From: Patent Tactics, George Brock-Nannestad

Great thanks have to go to you, Steve, for taking the trouble of putting your 
MLA disaster talk on the list (18 September 2005)! Obviously you have also re-
asserted your intellectual rights.

You have now addressed the pertinent question of how high on the activities 
list to put waterlogged commercial LPs (29 September), and I agree from an 
archive point of view. Your description is most apt. This is not how private 
collectors see it, however. And even for archives, the enormous task of 
replacing LPs from a catalogue and using e.g. e-Bay would usually not be 
funded. Possibly it would be better to get in touch with a dealer and let 
him/her do the work and pay accordingly.

As a practical matter, if you separate the records in their inner plastic 
sleeves from the cardboard surround, you generally only need dry space in 
abundance to let the cardboard dry sufficiently quickly to prevent severe 
mold growth.

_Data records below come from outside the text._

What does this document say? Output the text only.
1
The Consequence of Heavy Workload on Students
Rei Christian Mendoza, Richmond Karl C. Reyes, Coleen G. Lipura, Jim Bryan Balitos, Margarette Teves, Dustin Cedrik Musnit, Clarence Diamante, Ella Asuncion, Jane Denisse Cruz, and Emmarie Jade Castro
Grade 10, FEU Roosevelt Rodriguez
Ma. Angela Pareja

However, everything buckles, and your space requirement will 
grow enormously, even for the dry matter. However, everything depends on the 
type of immersion and the time it has had an effect. Records that I have 
worked on had had 1 inch of immersion for 4 hours, which led to capillary 
drawing up in susceptible cardboard (i.e. not all of it) to about 4 inches. I 
especially noted that early Deutsche Grammophon covers that were usually 
quite luxurious to handle were endangering the vinyl content, because the 
were sewn, and water seeped through each perforation. In these cases, the 
vinyl had to be towel dried. Once everything is dry, due to the buckling, you 
will never be able to put the records back in the covers. However, the 
documentation, liner notes, etc. will be preserved. If necessary, a good 
paper conservator would be able to re-constitute an LP package to appear as 
an undamaged condition, however it is very expensive.

> The question has arisen concerning flood damaged commercial LPs.